[FEA] On-demand size computation to solve #65 and #39
In order to support fully asynchronous bulk operations, e.g., for multi-GPU hash tables, as requested in #65, we need to rethink the way we compute the table's size.
For now, insert tracks the number of successful insertions on-the-fly. After the kernel has finished, we copy the number back to the host and add it to the size_ member. This implies that insert synchronizes with the host.
In order to overcome this limitation for cuco::static_reduction_map (PR #98), 902b93a proposes a standalone size computation based on thrust::count_if and also implements fully asynchronous bulk operations.
The size computation using thrust::count_if shows near SOL performance in terms of throughput.
Additionally, since we do not need to reduce the number of added pairs during insertion, the overall performance of the insert bulk operation improves by ~3-5%.

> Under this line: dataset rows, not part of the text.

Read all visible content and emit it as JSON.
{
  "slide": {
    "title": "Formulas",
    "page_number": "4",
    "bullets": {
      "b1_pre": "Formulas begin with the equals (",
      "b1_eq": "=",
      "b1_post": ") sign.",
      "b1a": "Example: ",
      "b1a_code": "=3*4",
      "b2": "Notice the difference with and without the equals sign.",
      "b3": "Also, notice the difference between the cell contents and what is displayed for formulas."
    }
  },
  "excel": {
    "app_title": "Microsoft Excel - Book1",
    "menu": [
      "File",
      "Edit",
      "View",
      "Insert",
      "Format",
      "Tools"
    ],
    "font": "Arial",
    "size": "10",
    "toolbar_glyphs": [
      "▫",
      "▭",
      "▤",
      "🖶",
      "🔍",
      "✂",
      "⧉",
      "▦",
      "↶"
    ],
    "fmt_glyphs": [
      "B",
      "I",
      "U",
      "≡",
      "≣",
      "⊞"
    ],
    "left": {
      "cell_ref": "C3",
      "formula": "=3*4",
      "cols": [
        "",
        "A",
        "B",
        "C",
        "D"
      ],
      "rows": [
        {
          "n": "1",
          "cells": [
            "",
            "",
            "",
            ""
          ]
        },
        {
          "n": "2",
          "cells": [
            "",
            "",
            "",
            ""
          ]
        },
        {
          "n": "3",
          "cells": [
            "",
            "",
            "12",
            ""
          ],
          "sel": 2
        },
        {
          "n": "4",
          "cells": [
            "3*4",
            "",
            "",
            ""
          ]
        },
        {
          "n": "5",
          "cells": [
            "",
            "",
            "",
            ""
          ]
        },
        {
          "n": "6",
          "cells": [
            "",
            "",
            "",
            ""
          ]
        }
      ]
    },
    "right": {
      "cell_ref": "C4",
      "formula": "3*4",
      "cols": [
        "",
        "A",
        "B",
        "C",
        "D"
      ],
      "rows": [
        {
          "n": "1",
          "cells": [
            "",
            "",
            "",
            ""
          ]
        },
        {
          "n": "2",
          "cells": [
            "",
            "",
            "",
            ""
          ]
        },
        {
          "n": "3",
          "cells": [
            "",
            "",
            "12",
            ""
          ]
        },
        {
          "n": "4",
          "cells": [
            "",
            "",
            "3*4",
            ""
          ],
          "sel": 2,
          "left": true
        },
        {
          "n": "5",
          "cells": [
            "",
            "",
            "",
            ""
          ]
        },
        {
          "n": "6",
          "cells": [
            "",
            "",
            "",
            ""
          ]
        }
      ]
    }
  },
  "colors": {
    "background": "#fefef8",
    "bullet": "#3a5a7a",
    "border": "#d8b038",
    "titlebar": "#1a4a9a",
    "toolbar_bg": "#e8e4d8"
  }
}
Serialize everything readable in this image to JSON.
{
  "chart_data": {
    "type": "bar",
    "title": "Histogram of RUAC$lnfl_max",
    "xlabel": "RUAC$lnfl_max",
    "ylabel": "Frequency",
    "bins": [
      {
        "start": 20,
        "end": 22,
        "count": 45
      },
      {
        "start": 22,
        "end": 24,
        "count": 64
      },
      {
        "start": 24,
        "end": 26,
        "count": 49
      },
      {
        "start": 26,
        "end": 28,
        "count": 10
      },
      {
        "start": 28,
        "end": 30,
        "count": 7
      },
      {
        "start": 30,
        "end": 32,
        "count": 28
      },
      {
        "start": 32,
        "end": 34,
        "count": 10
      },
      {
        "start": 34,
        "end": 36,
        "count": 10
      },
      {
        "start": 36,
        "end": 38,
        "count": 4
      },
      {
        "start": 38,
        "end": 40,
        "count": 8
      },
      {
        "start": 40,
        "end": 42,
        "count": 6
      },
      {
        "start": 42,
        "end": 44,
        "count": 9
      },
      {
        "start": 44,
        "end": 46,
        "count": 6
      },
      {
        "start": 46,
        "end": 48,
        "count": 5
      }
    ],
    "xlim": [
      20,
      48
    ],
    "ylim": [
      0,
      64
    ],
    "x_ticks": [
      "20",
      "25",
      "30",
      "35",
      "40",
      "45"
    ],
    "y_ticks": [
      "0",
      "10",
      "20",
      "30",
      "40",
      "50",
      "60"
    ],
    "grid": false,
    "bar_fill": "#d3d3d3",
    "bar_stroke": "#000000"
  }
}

IMHO we should also add this feature to the other hash table implementations.
This feature also implicitly solves issue #39.
Can you benchmark doing a insert() followed by size() with both approaches?
Benchmark setup:
- Tesla V100 SXM2
- Insert 10^8 distinct 4+4 byte key/value pairs
- Baseline is the old
insert(), i.e., with implicit size computation - Comparison against new
insert(), i.e., without size computation as well asinsert()+size()to emulate the behaviour of the baseline version. - Graph below shows speedup/speedown over varying target load factors

Same but for 8+8 byte key/value pairs:

I'm not quite sure why the performance of the standalone size() is slightly worse compared to 4+4 byte pairs.
Maybe my approach of converting a slot into a thrust::tuple to be fed into the thrust::count_if predicate is not neccessary:
https://github.com/sleeepyjack/cuCollections/blob/902b93a64c3c07fbc0108bdba56b2bbc6e1f9b55/include/cuco/detail/static_reduction_map.inl#L188
We could also use cud::DeviceReduce::Reduce with an iterator over the key fields in all slots.